Y no sólo por la cultura ando mosqueado. Pasear por la capital del boquerón victoriano, tras año y nueve meses de ausencia premeditada, es un drama en toda regla: baldosas que ya son chicles, paredes con más grafitis que gotelé, asfaltos resquebrajados, edificios sin patrones urbanísticos siquiera tercermundistas, y nativos que, desprendidos de sus camisetas –salvo si es la del Málaga C.F.-, cargan con tantas voces violentas (griterío) como con cordones bañados en oro que muestran fotos de santos y parecidos. Por ello, transitar por Málaga no es, podríamos decir, lo que esperaría un turista, pongamos por caso, japonés, que se pasa treinta horas en un avión, con dos trasbordos a cuestas, y que cargado de ánimos y señora, decide, desacertadamente, coger un taxi hasta la entrada a calle Larios. Que Dios lo coja confesado.

Pero el drama central de esta historia/lamento salió a flote cuando tras unir intenciones culturales políticamente erróneas –y erradas- a caminatas por una ciudad devastada, decidí acudir a un banco o caja de ahorros –siempre hablo de la capital de donde huyó Picasso- para cambiar la moneda que reparte el país que casi domina el mundo: China. Recalco que la banca, experta en reventar ánimos a su clientela, ya no es ni capaz, no ya sólo de no dar crédito a la población española, sino de hasta no cambiar divisa china, la que dominará el mundo.

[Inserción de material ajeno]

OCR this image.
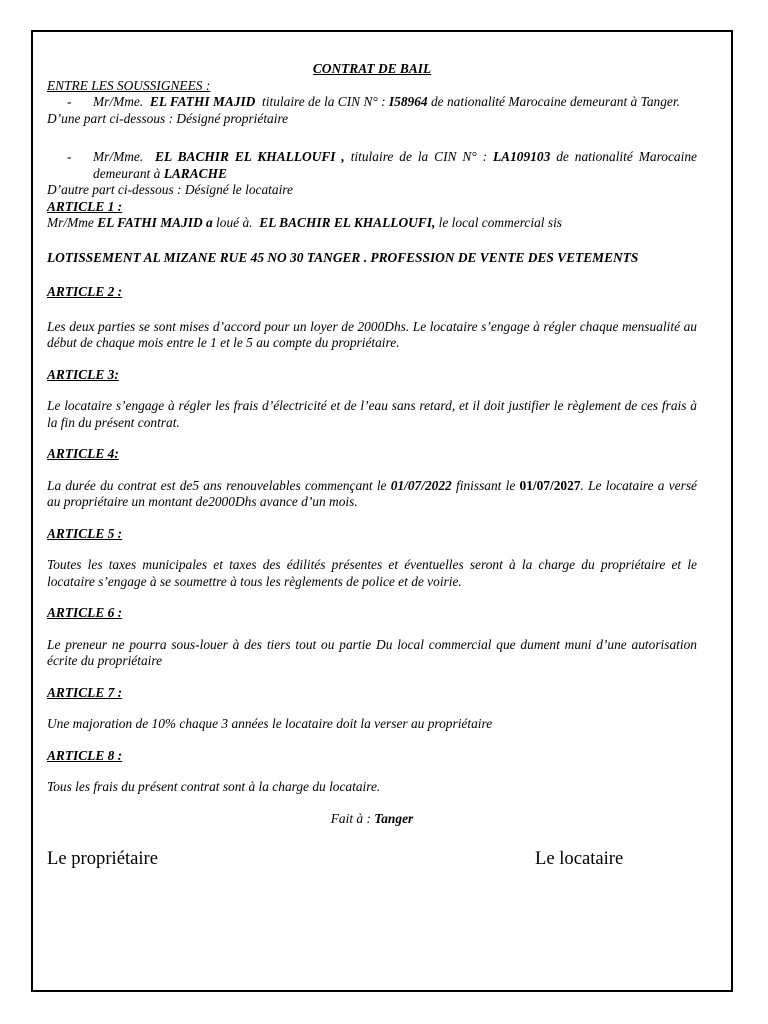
CONTRAT DE BAIL

ENTRE LES SOUSSIGNEES :

- Mr/Mme. EL FATHI MAJID titulaire de la CIN N° : I58964 de nationalité Marocaine demeurant à Tanger.

D’une part ci-dessous : Désigné propriétaire

- Mr/Mme. EL BACHIR EL KHALLOUFI , titulaire de la CIN N° : LA109103 de nationalité Marocaine demeurant à LARACHE

D’autre part ci-dessous : Désigné le locataire

ARTICLE 1 :

Mr/Mme EL FATHI MAJID a loué à. EL BACHIR EL KHALLOUFI, le local commercial sis

LOTISSEMENT AL MIZANE RUE 45 NO 30 TANGER . PROFESSION DE VENTE DES VETEMENTS

ARTICLE 2 :

Les deux parties se sont mises d’accord pour un loyer de 2000Dhs. Le locataire s’engage à régler chaque mensualité au début de chaque mois entre le 1 et le 5 au compte du propriétaire.

ARTICLE 3:

Le locataire s’engage à régler les frais d’électricité et de l’eau sans retard, et il doit justifier le règlement de ces frais à la fin du présent contrat.

ARTICLE 4:

La durée du contrat est de5 ans renouvelables commençant le 01/07/2022 finissant le 01/07/2027. Le locataire a versé au propriétaire un montant de2000Dhs avance d’un mois.

ARTICLE 5 :

Toutes les taxes municipales et taxes des édilités présentes et éventuelles seront à la charge du propriétaire et le locataire s’engage à se soumettre à tous les règlements de police et de voirie.

ARTICLE 6 :

Le preneur ne pourra sous-louer à des tiers tout ou partie Du local commercial que dument muni d’une autorisation écrite du propriétaire

ARTICLE 7 :

Une majoration de 10% chaque 3 années le locataire doit la verser au propriétaire

ARTICLE 8 :

Tous les frais du présent contrat sont à la charge du locataire.

Fait à : Tanger

Le propriétaire	Le locataire
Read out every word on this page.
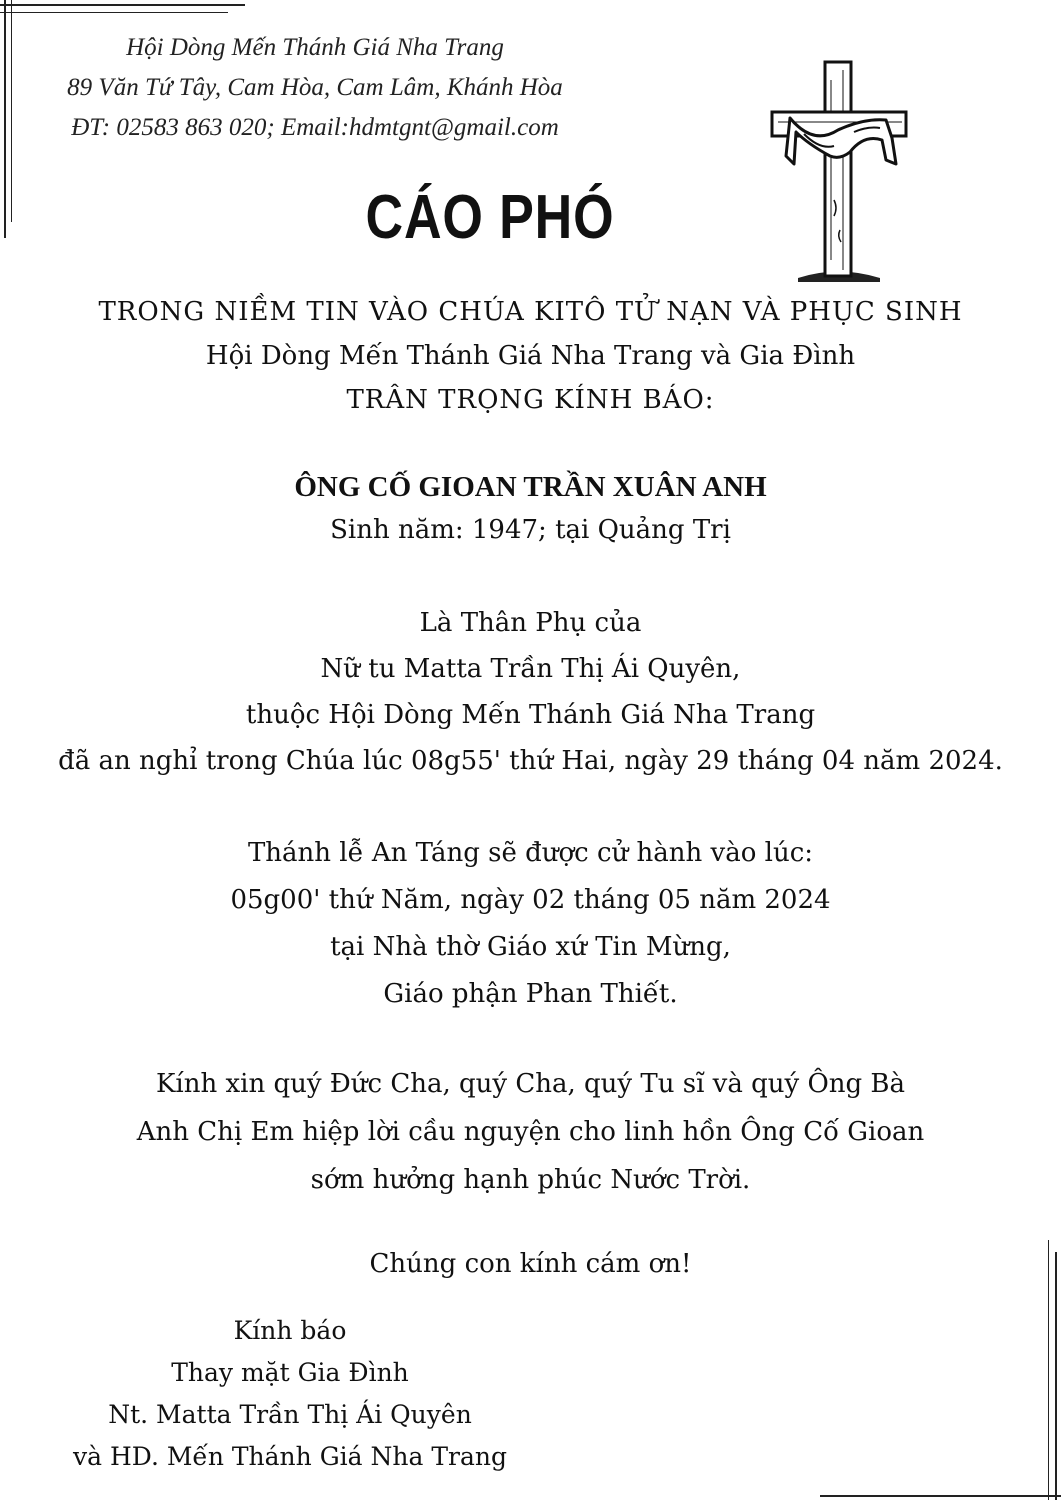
Hội Dòng Mến Thánh Giá Nha Trang
89 Văn Tứ Tây, Cam Hòa, Cam Lâm, Khánh Hòa
ĐT: 02583 863 020; Email:hdmtgnt@gmail.com
CÁO PHÓ
TRONG NIỀM TIN VÀO CHÚA KITÔ TỬ NẠN VÀ PHỤC SINH
Hội Dòng Mến Thánh Giá Nha Trang và Gia Đình
TRÂN TRỌNG KÍNH BÁO:
ÔNG CỐ GIOAN TRẦN XUÂN ANH
Sinh năm: 1947; tại Quảng Trị
Là Thân Phụ của
Nữ tu Matta Trần Thị Ái Quyên,
thuộc Hội Dòng Mến Thánh Giá Nha Trang
đã an nghỉ trong Chúa lúc 08g55' thứ Hai, ngày 29 tháng 04 năm 2024.
Thánh lễ An Táng sẽ được cử hành vào lúc:
05g00' thứ Năm, ngày 02 tháng 05 năm 2024
tại Nhà thờ Giáo xứ Tin Mừng,
Giáo phận Phan Thiết.
Kính xin quý Đức Cha, quý Cha, quý Tu sĩ và quý Ông Bà
Anh Chị Em hiệp lời cầu nguyện cho linh hồn Ông Cố Gioan
sớm hưởng hạnh phúc Nước Trời.
Chúng con kính cám ơn!
Kính báo
Thay mặt Gia Đình
Nt. Matta Trần Thị Ái Quyên
và HD. Mến Thánh Giá Nha Trang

Según comprobé, tampoco permite retirar dinero por caja ya que según unos carteles en serie, "los reintegros menores a mil euros deberán hacerse por el cajero automático". Parece que estuvieran compinchados con los tironeros callejeros que apostados en las esquinas hacen su agosto.

Pues bueno, que salgo a la calle con tres mil yuanes (algo así como 325 euros) y que no doy con la tecla: sucursales de Unicaja, Cajasol y Santander me conminan, unos más entusiasmados que otros, a acudir a Armengual de la Mota, donde parece ser se asientan las sedes principales de estos usureros encorbatados. Ya en la citada calle el Santander me informa que el ´yuan´ es divisa no convertible. Unicaja y Cajasol no disponían en esa zona de sus oficinas principales por lo que me metí en Barclays y Citibank, multinacionales extranjeras que, tócate las narices, tampoco me cambiaron la moneda. En ambos casos ya me iba acercando al quid de la cuestión, ya que todos me exigían "meter los yuanes en mi cuenta". Claro, que yo vivo en China, afortunadamente desprendido de bancos españoles, por lo que no podía realizar tamaña operación.

CaixaBank –antigua Caixa de Cataluña- me atiende como es debido -y eso que eran ya las dos de la tarde- ayudándome a dar con el entuerto: sólo La Caixa cambia los yuanes. En ese mismo instante abro los ojos recordando que cuatro días antes, paseando por la barcelonesa calle Aribau, había realizado la misma operación sin cuenta en dicho banco y ni siquiera haber tenido que dar mi carné de identidad. Como ya era tarde preparo el plan para el día siguiente no sin antes pasarme por ´El Corte Inglés´, donde la cajera del Santander me había aconsejado acudir, ya que al parecer cambiaban moneda extranjera. Y allí que me presento siendo mi sorpresa cuando tras ocho minutos de operación, con mis billetes lejos de mis ojos, la señora acude creyendo que eran ´yenes´ japoneses. Salí corriendo entre sudoroso y malhumorado.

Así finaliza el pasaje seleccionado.